Keep our eyes on Him. Turn your eyes to Jesus. If our faith is built on anything else, it will crumble and fall. And if we find out that we have done that, we must turn in repentance. If you find yourself that you have been involved in the church – maybe you’ve been a part of the church for your whole life and you’re engaged in all the different ways to be engaged, and yet you have not turned and trusted in Jesus Christ, it will not stand. The Pharisees are an example to us, a negative example. But don’t miss Jesus. Don’t miss what He comes to bring and establish for us. And rest yourselves in Him.

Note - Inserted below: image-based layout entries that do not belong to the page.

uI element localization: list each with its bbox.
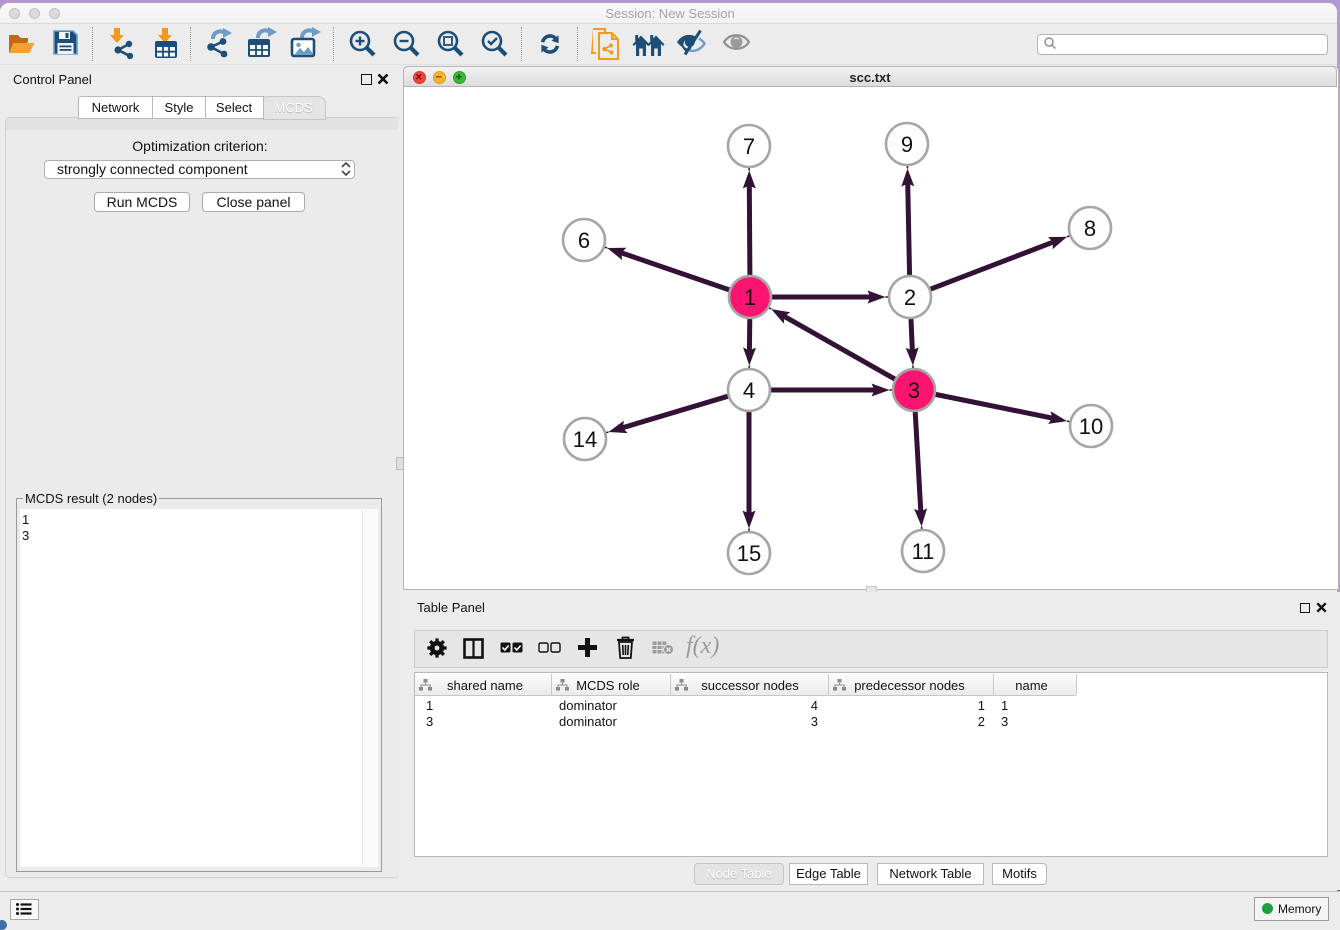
svg-text:1: 1 — [744, 285, 756, 310]
svg-text:9: 9 — [901, 132, 913, 157]
svg-text:15: 15 — [737, 541, 761, 566]
svg-text:10: 10 — [1079, 414, 1103, 439]
svg-text:11: 11 — [912, 539, 935, 564]
svg-text:14: 14 — [573, 427, 597, 452]
svg-text:7: 7 — [743, 134, 755, 159]
svg-text:2: 2 — [904, 285, 916, 310]
svg-text:4: 4 — [743, 378, 755, 403]
svg-text:6: 6 — [578, 228, 590, 253]
svg-text:3: 3 — [908, 378, 920, 403]
svg-text:8: 8 — [1084, 216, 1096, 241]
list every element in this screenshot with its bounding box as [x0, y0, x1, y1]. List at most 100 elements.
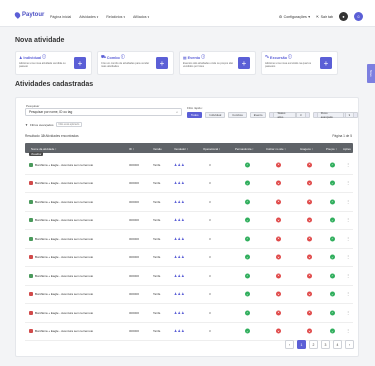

I had a pastor tell me recently that he was going through a ministry transition and that he was also going through a transition in many ways in his family. His children were more or less grown at this point, they were empty nesters, and he was reflecting back on his ministry; he was reflecting on his family, on raising kids. And he said, “You know, one thing I wish that I had done better, done more of, and instead of focusing on what to do and what we need to be doing, I wish we had focused more on why we do it and I wish we had talked about Jesus more in our family.” And that’s a good word. It’s a good word for all of us I believe. Jesus is the heart of our devotion. He is the One that we follow. Here is our big principle for discipleship tonight. It sounds simplistic and basic. The basic principles of discipleship – One, is that Jesus calls sinners. Two, we are called to follow Jesus. That as we follow Jesus, we must follow Jesus and not make it about anything else.
Let’s pray.
Father, we praise You for Your goodness, for Your mercy, and for Your grace. We pray that You would turn our eyes upon Jesus. That You would help us to see Him in all of His beauty and grace and glory. Help us to live our lives devoted and committed to Him. And that as we live for Him, You will work through us and in us to serve You with joy and to live a life of obedience and faith. We pray this in Jesus’ name, amen.